Ich will noch einmal kurz zurückblicken: Hatte man es in den 90ern, als zum Beispiel auch RTL noch regelmäßig Movies zeigte, nicht einfacher auch mal schwächere Stoffe unterzubringen. Damals funktionierten auch deutsche Serien am Stück – obwohl manche davon wahrlich nicht so stark waren.
Da haben Sie Recht. Sehen Sie, bei 90-Minütern haben wir keine Chance eine Fanbase aufzubauen. Bei Serien funktioniert das: Da kommen Menschen mit der dritten oder vierten Folge hinzu. Bei TV-Movies müssen wir im Vorfeld, durch Trailer, durch Interviews, durch gute PR, für Aufmerksamkeit sorgen. Und nicht zuletzt kommt es auf die Stärke des Sendeplatzes an. Der Sonntag- und Montagabend im ZDF und auch der Degeto-Freitag in der ARD bieten uns einen gewissen Unterbau – das sind gelernte Film-Slots – da schalten die Zuschauer ein und entscheiden dann nach den ersten Minuten, ob sie dabeibleiben. Wenn ich an den großen TV-Roman bei RTL in den 90ern zurückdenke, da war es fast schon sekundär, welcher Film letztlich lief, ganz einfach, weil die Marke dermaßen stark war.

Also hat man es heute in der Tat schwieriger.
Ich glaube schon. Schauen wir doch mal in die USA. Warum ist denn «The Walking Dead» so erfolgreich? Vielleicht entspricht dieser Idealismus und Kannibalismus einfach sehr der amerikanischen Kultur?
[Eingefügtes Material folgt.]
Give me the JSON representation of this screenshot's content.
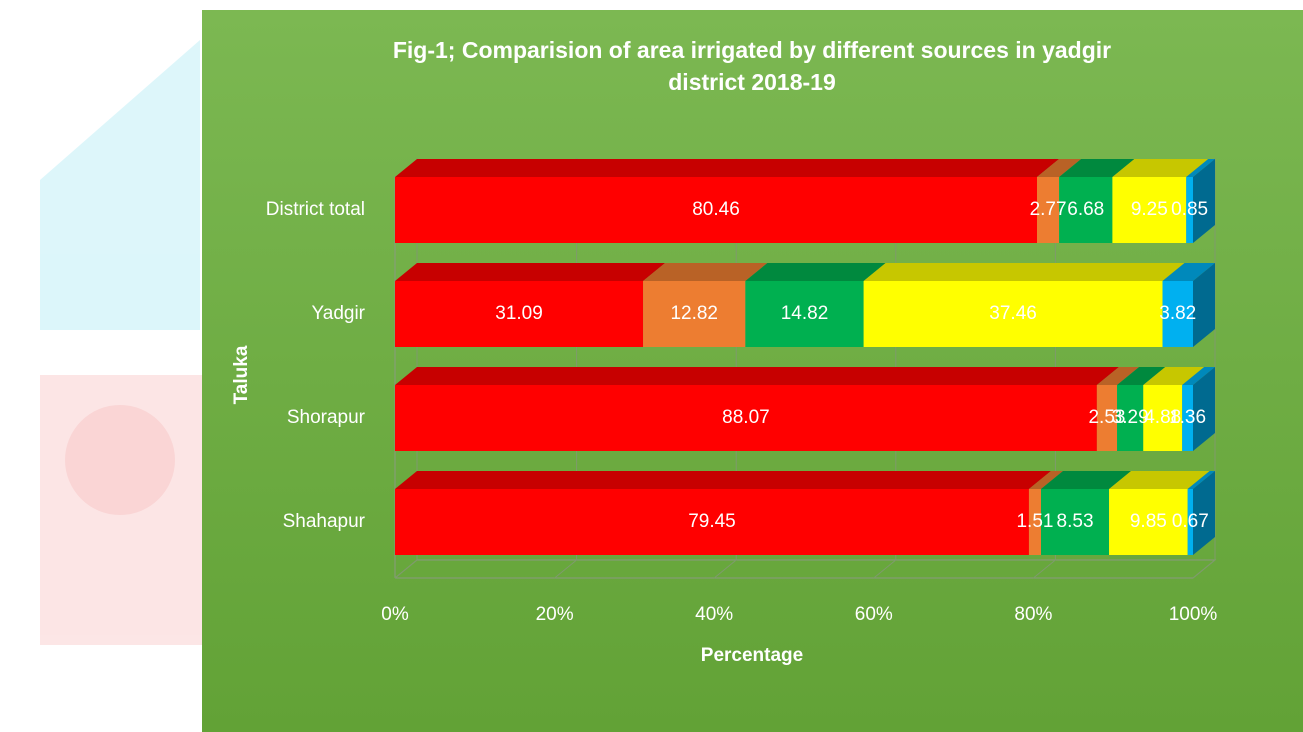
{
  "chart_data": {
    "type": "stacked_bar_horizontal_percent",
    "title": "Fig-1; Comparision of area irrigated by different sources in yadgir district 2018-19",
    "x_label": "Percentage",
    "y_label": "Taluka",
    "categories": [
      "District total",
      "Yadgir",
      "Shorapur",
      "Shahapur"
    ],
    "series": [
      {
        "color": "#ff0000",
        "values": [
          80.46,
          31.09,
          88.07,
          79.45
        ]
      },
      {
        "color": "#ed7d31",
        "values": [
          2.77,
          12.82,
          2.53,
          1.51
        ]
      },
      {
        "color": "#00b050",
        "values": [
          6.68,
          14.82,
          3.29,
          8.53
        ]
      },
      {
        "color": "#ffff00",
        "values": [
          9.25,
          37.46,
          4.88,
          9.85
        ]
      },
      {
        "color": "#00b0f0",
        "values": [
          0.85,
          3.82,
          1.36,
          0.67
        ]
      }
    ],
    "xlim": [
      0,
      100
    ],
    "xticks": [
      {
        "value": 0,
        "label": "0%"
      },
      {
        "value": 20,
        "label": "20%"
      },
      {
        "value": 40,
        "label": "40%"
      },
      {
        "value": 60,
        "label": "60%"
      },
      {
        "value": 80,
        "label": "80%"
      },
      {
        "value": 100,
        "label": "100%"
      }
    ],
    "grid": true
  }
}
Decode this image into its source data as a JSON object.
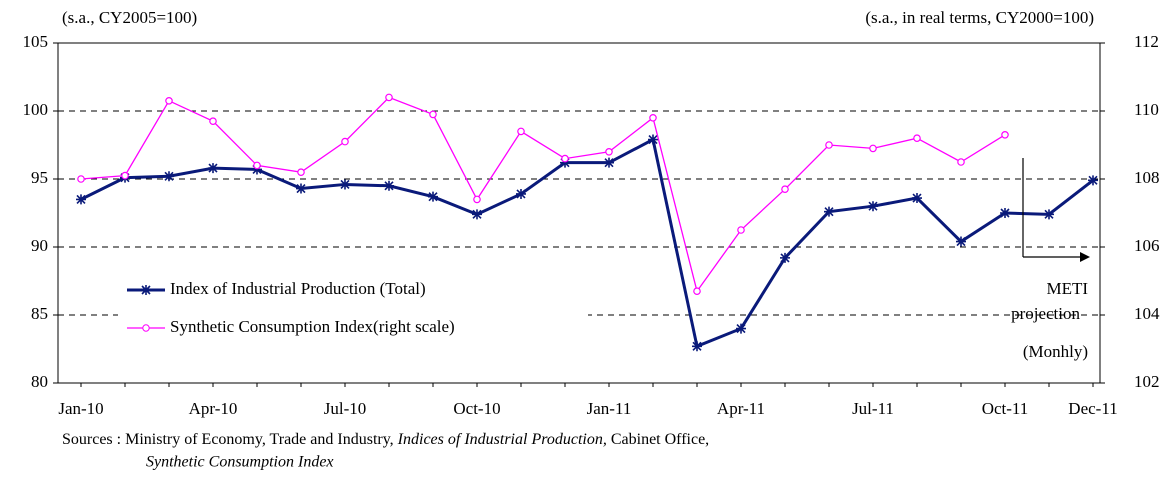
{
  "chart_data": {
    "type": "line",
    "left_unit": "(s.a., CY2005=100)",
    "right_unit": "(s.a., in real terms, CY2000=100)",
    "categories": [
      "Jan-10",
      null,
      null,
      "Apr-10",
      null,
      null,
      "Jul-10",
      null,
      null,
      "Oct-10",
      null,
      null,
      "Jan-11",
      null,
      null,
      "Apr-11",
      null,
      null,
      "Jul-11",
      null,
      null,
      "Oct-11",
      null,
      "Dec-11"
    ],
    "series": [
      {
        "name": "Index of Industrial Production (Total)",
        "color": "#0a1a7a",
        "axis": "y",
        "values": [
          93.5,
          95.1,
          95.2,
          95.8,
          95.7,
          94.3,
          94.6,
          94.5,
          93.7,
          92.4,
          93.9,
          96.2,
          96.2,
          97.9,
          82.7,
          84.0,
          89.2,
          92.6,
          93.0,
          93.6,
          90.4,
          92.5,
          92.4,
          94.9
        ]
      },
      {
        "name": "Synthetic Consumption Index(right scale)",
        "color": "#ff00ff",
        "axis": "y2",
        "values": [
          108.0,
          108.1,
          110.3,
          109.7,
          108.4,
          108.2,
          109.1,
          110.4,
          109.9,
          107.4,
          109.4,
          108.6,
          108.8,
          109.8,
          104.7,
          106.5,
          107.7,
          109.0,
          108.9,
          109.2,
          108.5,
          109.3,
          null,
          null
        ]
      }
    ],
    "ylim": [
      80,
      105
    ],
    "yticks": [
      80,
      85,
      90,
      95,
      100,
      105
    ],
    "y2lim": [
      102,
      112
    ],
    "y2ticks": [
      102,
      104,
      106,
      108,
      110,
      112
    ],
    "grid": true,
    "annotations": [
      "METI",
      "projection",
      "(Monhly)"
    ],
    "sources": [
      "Sources : Ministry of Economy, Trade and Industry, ",
      "Indices of Industrial Production,",
      " Cabinet Office,",
      "Synthetic Consumption Index"
    ]
  }
}
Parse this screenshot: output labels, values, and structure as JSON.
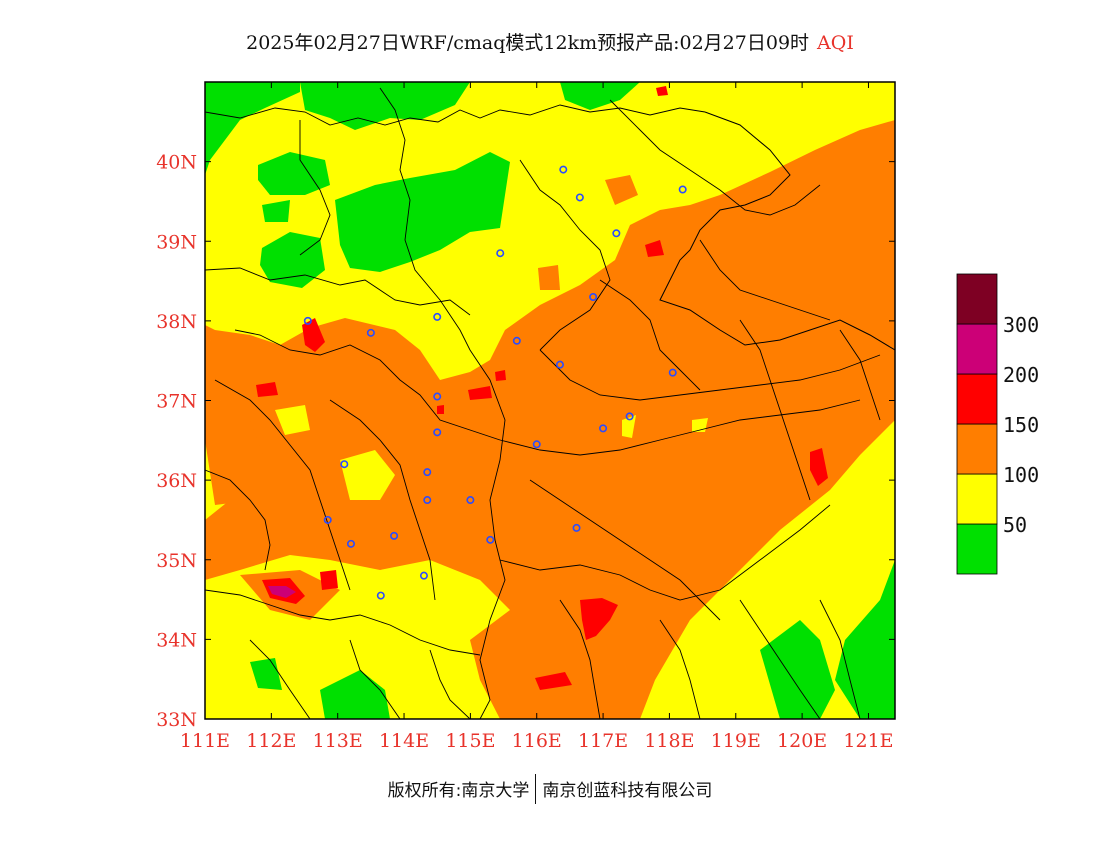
{
  "title": {
    "main": "2025年02月27日WRF/cmaq模式12km预报产品:02月27日09时",
    "variable": "AQI"
  },
  "map": {
    "lon_range": [
      111,
      121.4
    ],
    "lat_range": [
      33,
      41
    ],
    "lon_ticks": [
      "111E",
      "112E",
      "113E",
      "114E",
      "115E",
      "116E",
      "117E",
      "118E",
      "119E",
      "120E",
      "121E"
    ],
    "lat_ticks": [
      "33N",
      "34N",
      "35N",
      "36N",
      "37N",
      "38N",
      "39N",
      "40N"
    ],
    "cities": [
      [
        116.4,
        39.9
      ],
      [
        117.2,
        39.1
      ],
      [
        116.65,
        39.55
      ],
      [
        118.2,
        39.65
      ],
      [
        115.45,
        38.85
      ],
      [
        114.5,
        38.05
      ],
      [
        115.7,
        37.75
      ],
      [
        116.35,
        37.45
      ],
      [
        116.85,
        38.3
      ],
      [
        112.55,
        38.0
      ],
      [
        113.5,
        37.85
      ],
      [
        114.5,
        37.05
      ],
      [
        114.5,
        36.6
      ],
      [
        114.35,
        36.1
      ],
      [
        113.1,
        36.2
      ],
      [
        112.85,
        35.5
      ],
      [
        113.2,
        35.2
      ],
      [
        113.85,
        35.3
      ],
      [
        114.35,
        35.75
      ],
      [
        115.0,
        35.75
      ],
      [
        115.3,
        35.25
      ],
      [
        116.0,
        36.45
      ],
      [
        117.0,
        36.65
      ],
      [
        117.4,
        36.8
      ],
      [
        118.05,
        37.35
      ],
      [
        116.6,
        35.4
      ],
      [
        114.3,
        34.8
      ],
      [
        113.65,
        34.55
      ]
    ]
  },
  "colorbar": {
    "labels": [
      "50",
      "100",
      "150",
      "200",
      "300"
    ],
    "colors": [
      "#00e000",
      "#ffff00",
      "#ff7e00",
      "#ff0000",
      "#cc0077",
      "#7e0023"
    ]
  },
  "footer": {
    "left": "版权所有:南京大学",
    "right": "南京创蓝科技有限公司"
  }
}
Schauen Sie auf Showtime-Serien wie «Californication», «Shameless» oder «Homeland» - großartige Formate. Hierzulande müssen solche Serien ein Massenpublikum erreichen – Amerika ist ein Nischenmarkt, da müssen sie nur die Pay-TV-Kunden befriedigen, die den Sender abonniert haben. Da kann man mutiger sein.

Ihre Firma Rowboat gibt es seit März 2010 – welche Projekte von Ihnen finden demnächst den Weg ins Fernsehen?
Zwei weitere Filme haben wir schon abgedreht; das ist zum einen «Ein Sommer in Elsass», ein ZDF-Film, der im April kommt und zudem wird es bald die MDR/ORF-Produktion «Am Ende der Lüge» zu sehen geben.

Ich danke für das Gespräch.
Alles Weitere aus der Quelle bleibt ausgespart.